Participants who chose to record their names here:

Opening discussion:

  • broad picture?
    • data governance / challenge / failure mode in server level autonomy
    • each server sets their own policies, around access/archiving/public interest/commercial uses,
  • what are the big unsolved questions in this space that you see?
  • political figures saying they opt-in to public interest data archiving (similar to bot opt-in)
    • possible opt-in features at the user level vs. server level
    • assumption is often server-level decision
  • protocol layer as well! bluesky/AT assumption of total public record
    • fediverse/activitypub seems to assume something less public
  • where in the protocol can this be set/toggled.
    • timelines, posts, profiles
  • tensions for public figures
    • Are they using verification features?
    • Should there be some scrutiny of public figure accounts that don’t use verification features?

Protocol layer encourages deletion propagation. but not enforced.

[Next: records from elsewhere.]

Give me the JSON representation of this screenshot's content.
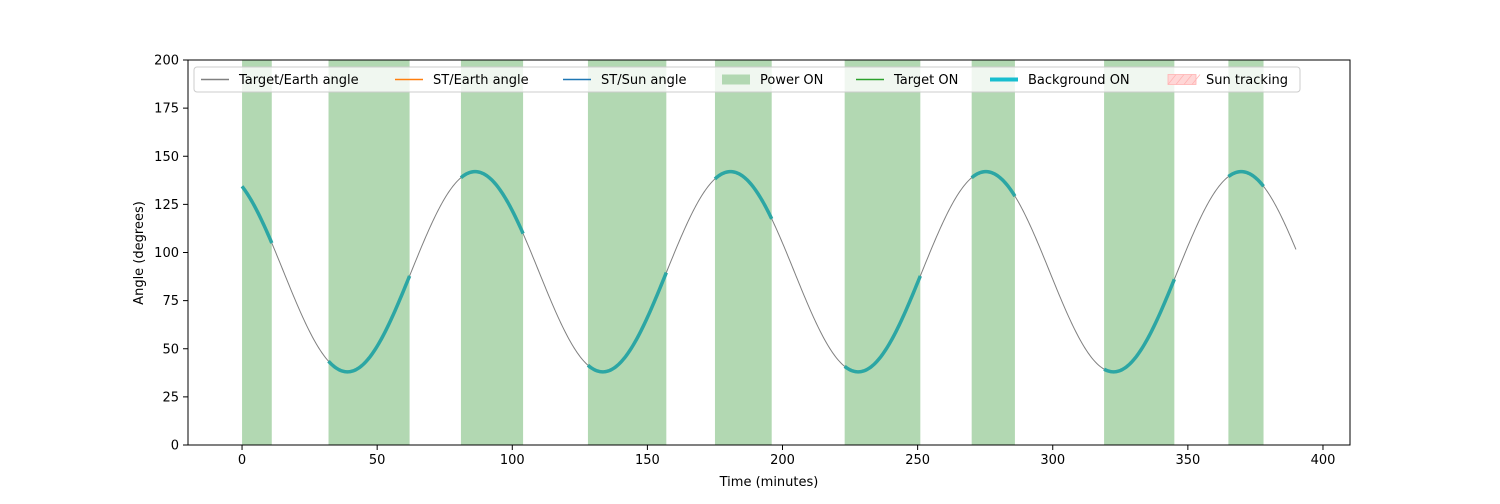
{
  "chart_data": {
    "type": "line",
    "title": "",
    "xlabel": "Time (minutes)",
    "ylabel": "Angle (degrees)",
    "xlim": [
      -20,
      410
    ],
    "ylim": [
      0,
      200
    ],
    "xticks": [
      0,
      50,
      100,
      150,
      200,
      250,
      300,
      350,
      400
    ],
    "yticks": [
      0,
      25,
      50,
      75,
      100,
      125,
      150,
      175,
      200
    ],
    "grid": false,
    "legend_position": "top (inside axes, single row)",
    "legend": [
      {
        "label": "Target/Earth angle",
        "kind": "line",
        "color": "#808080"
      },
      {
        "label": "ST/Earth angle",
        "kind": "line",
        "color": "#ff7f0e"
      },
      {
        "label": "ST/Sun angle",
        "kind": "line",
        "color": "#1f77b4"
      },
      {
        "label": "Power ON",
        "kind": "patch",
        "color": "#b2d8b2"
      },
      {
        "label": "Target ON",
        "kind": "line",
        "color": "#2ca02c"
      },
      {
        "label": "Background ON",
        "kind": "thickline",
        "color": "#17becf"
      },
      {
        "label": "Sun tracking",
        "kind": "hatchpatch",
        "color": "#ffd6d6"
      }
    ],
    "target_earth_angle": {
      "name": "Target/Earth angle",
      "color": "#808080",
      "period_minutes": 94.5,
      "mean_deg": 90,
      "amplitude_deg": 52,
      "start_minute": 0,
      "end_minute": 390,
      "samples": [
        [
          0,
          133
        ],
        [
          10,
          107
        ],
        [
          20,
          78
        ],
        [
          30,
          52
        ],
        [
          39,
          38
        ],
        [
          50,
          48
        ],
        [
          60,
          80
        ],
        [
          70,
          114
        ],
        [
          80,
          137
        ],
        [
          86,
          142
        ],
        [
          95,
          131
        ],
        [
          103,
          109
        ],
        [
          115,
          76
        ],
        [
          125,
          48
        ],
        [
          133,
          38
        ],
        [
          145,
          52
        ],
        [
          156,
          89
        ],
        [
          165,
          119
        ],
        [
          175,
          137
        ],
        [
          180,
          142
        ],
        [
          190,
          130
        ],
        [
          196,
          113
        ],
        [
          210,
          70
        ],
        [
          220,
          44
        ],
        [
          227,
          38
        ],
        [
          240,
          56
        ],
        [
          251,
          90
        ],
        [
          262,
          124
        ],
        [
          270,
          139
        ],
        [
          274,
          142
        ],
        [
          286,
          124
        ],
        [
          300,
          80
        ],
        [
          310,
          52
        ],
        [
          321,
          38
        ],
        [
          333,
          52
        ],
        [
          345,
          90
        ],
        [
          355,
          120
        ],
        [
          365,
          140
        ],
        [
          368,
          142
        ],
        [
          378,
          129
        ],
        [
          390,
          95
        ]
      ]
    },
    "power_on_intervals": [
      [
        0,
        11
      ],
      [
        32,
        62
      ],
      [
        81,
        104
      ],
      [
        128,
        157
      ],
      [
        175,
        196
      ],
      [
        223,
        251
      ],
      [
        270,
        286
      ],
      [
        319,
        345
      ],
      [
        365,
        378
      ]
    ],
    "power_color": "#b2d8b2",
    "background_color": "#2ca6a4"
  }
}
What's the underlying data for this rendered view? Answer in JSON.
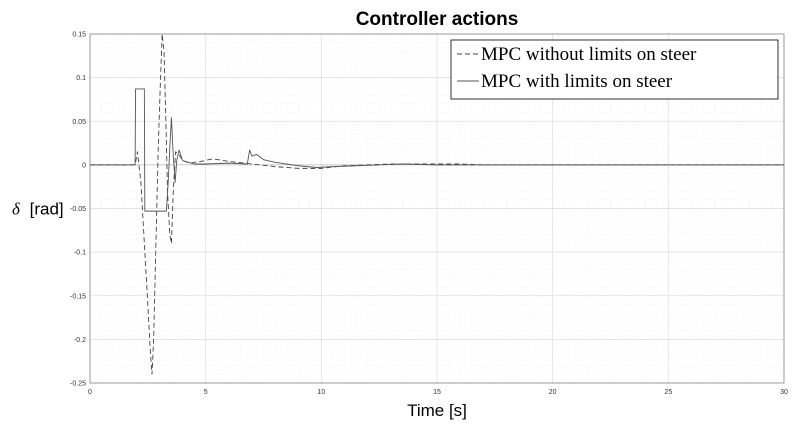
{
  "chart_data": {
    "type": "line",
    "title": "Controller actions",
    "xlabel": "Time [s]",
    "ylabel_symbol": "δ",
    "ylabel_unit": "[rad]",
    "xlim": [
      0,
      30
    ],
    "ylim": [
      -0.25,
      0.15
    ],
    "x_ticks": [
      "0",
      "5",
      "10",
      "15",
      "20",
      "25",
      "30"
    ],
    "y_ticks": [
      "0.15",
      "0.1",
      "0.05",
      "0",
      "-0.05",
      "-0.1",
      "-0.15",
      "-0.2",
      "-0.25"
    ],
    "grid": true,
    "minor_grid": true,
    "legend_position": "top-right",
    "series": [
      {
        "name": "MPC without limits on steer",
        "style": "dashed",
        "color": "#444444",
        "points": [
          [
            0,
            0
          ],
          [
            1.95,
            0
          ],
          [
            2.05,
            0.015
          ],
          [
            2.2,
            -0.02
          ],
          [
            2.35,
            -0.09
          ],
          [
            2.5,
            -0.16
          ],
          [
            2.6,
            -0.21
          ],
          [
            2.68,
            -0.24
          ],
          [
            2.75,
            -0.2
          ],
          [
            2.85,
            -0.09
          ],
          [
            2.95,
            0.02
          ],
          [
            3.05,
            0.1
          ],
          [
            3.12,
            0.15
          ],
          [
            3.2,
            0.13
          ],
          [
            3.28,
            0.05
          ],
          [
            3.35,
            -0.03
          ],
          [
            3.45,
            -0.08
          ],
          [
            3.52,
            -0.09
          ],
          [
            3.6,
            -0.03
          ],
          [
            3.7,
            0.015
          ],
          [
            3.85,
            0.012
          ],
          [
            4.0,
            0.005
          ],
          [
            4.3,
            0.002
          ],
          [
            4.8,
            0.004
          ],
          [
            5.3,
            0.007
          ],
          [
            6,
            0.004
          ],
          [
            7,
            0.001
          ],
          [
            8,
            -0.002
          ],
          [
            9,
            -0.004
          ],
          [
            10,
            -0.004
          ],
          [
            11,
            -0.001
          ],
          [
            12,
            0.0
          ],
          [
            13,
            0.001
          ],
          [
            14,
            0.001
          ],
          [
            15,
            0.001
          ],
          [
            16,
            0.001
          ],
          [
            17,
            0.0
          ],
          [
            18,
            0.0
          ],
          [
            19,
            0.0
          ],
          [
            20,
            0.0
          ],
          [
            30,
            0.0
          ]
        ]
      },
      {
        "name": "MPC with limits on steer",
        "style": "solid",
        "color": "#555555",
        "points": [
          [
            0,
            0
          ],
          [
            1.95,
            0
          ],
          [
            1.97,
            0.087
          ],
          [
            2.35,
            0.087
          ],
          [
            2.37,
            -0.053
          ],
          [
            3.3,
            -0.053
          ],
          [
            3.38,
            -0.02
          ],
          [
            3.45,
            0.02
          ],
          [
            3.52,
            0.054
          ],
          [
            3.6,
            0.01
          ],
          [
            3.68,
            -0.02
          ],
          [
            3.75,
            0.005
          ],
          [
            3.85,
            0.017
          ],
          [
            4.0,
            0.005
          ],
          [
            4.5,
            0.001
          ],
          [
            5,
            0.001
          ],
          [
            6,
            0.002
          ],
          [
            6.8,
            0.001
          ],
          [
            6.9,
            0.017
          ],
          [
            7.0,
            0.01
          ],
          [
            7.2,
            0.012
          ],
          [
            7.5,
            0.006
          ],
          [
            8,
            0.003
          ],
          [
            9,
            -0.001
          ],
          [
            9.8,
            -0.003
          ],
          [
            10.5,
            -0.002
          ],
          [
            11.5,
            -0.001
          ],
          [
            12.5,
            0.0
          ],
          [
            13.5,
            0.001
          ],
          [
            15,
            0.0
          ],
          [
            16,
            0.0
          ],
          [
            17,
            0.0
          ],
          [
            18,
            0.0
          ],
          [
            19,
            0.0
          ],
          [
            30,
            0.0
          ]
        ]
      }
    ]
  }
}
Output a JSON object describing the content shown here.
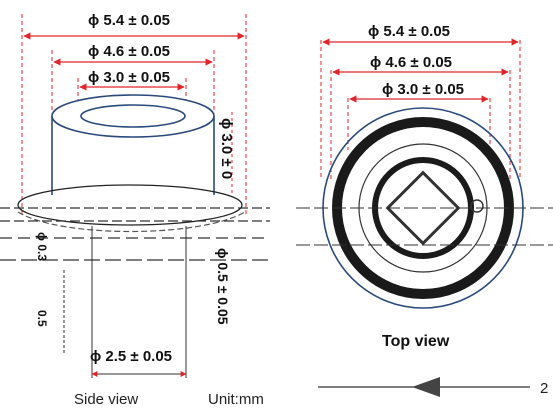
{
  "colors": {
    "dimension_line": "#e0262b",
    "outline": "#2a4a7c",
    "text": "#111111",
    "dark_fill": "#1a1a1a",
    "light_text": "#666666"
  },
  "side_view": {
    "dim_outer": "ϕ 5.4 ± 0.05",
    "dim_middle": "ϕ 4.6 ± 0.05",
    "dim_inner": "ϕ 3.0 ± 0.05",
    "dim_height": "ϕ 3.0 ± 0",
    "dim_pin_spacing": "ϕ 2.5 ± 0.05",
    "dim_pin_left": "ϕ 0.3",
    "dim_pin_length": "0.5",
    "dim_pin_diameter": "ϕ 0.5 ± 0.05",
    "caption": "Side view",
    "unit": "Unit:mm"
  },
  "top_view": {
    "dim_outer": "ϕ 5.4 ± 0.05",
    "dim_middle": "ϕ 4.6 ± 0.05",
    "dim_inner": "ϕ 3.0 ± 0.05",
    "caption": "Top view",
    "scale_value": "2"
  }
}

  • is this a problem that could even be solved in the protocol, vs just respectfully followed
  • how many people turn on indexable vs discoverable flags, how many posts are public vs limited
  • IEEE P7012 committee (https://digitalprivacy.ieee.org/standards)? - tag data with the expectations of data use, and a service provider can tag things to say this is what the service requires (https://standards.ieee.org/ieee/7012/7192/)
  • communicating that so end users can understand it would be hard
  • where should we go with this problem / find ways forward
  • lesson to be learned by SBOM / integrity work / verify that server is running something - explained that DCAP (datacenter attestation via CPU/intel) is possible, but it’s complex and most legacy hosting providers couldn’t prove it. SBOM is cool but you might not be able to prove someone remotely computed as you expect.

Trying to name the several threads of conversation here:

  1. “what are my responsibilities as a user” – for instance, a public figure with specific data obligations
  2. “what are my responsibilities as a system admin” – for instance, verifying software integrity of my+federated servers, and
  3. “what are my responsibilities as someone looking at published data on a given mastodon instance” – can i archive it? index it? process it? etc.

Broadly, how do we express these things both in a human- and machine- understandable fashion? How do we support them in practice? Which parts of the solution belong at the protocol layer vs app layer etc?

Cross-cutting political, social, and technical questions to tackle!

  • What are the next steps? Aaron to take the lead on this. Maybe create an email list, or get mutual follows on Mastodon going?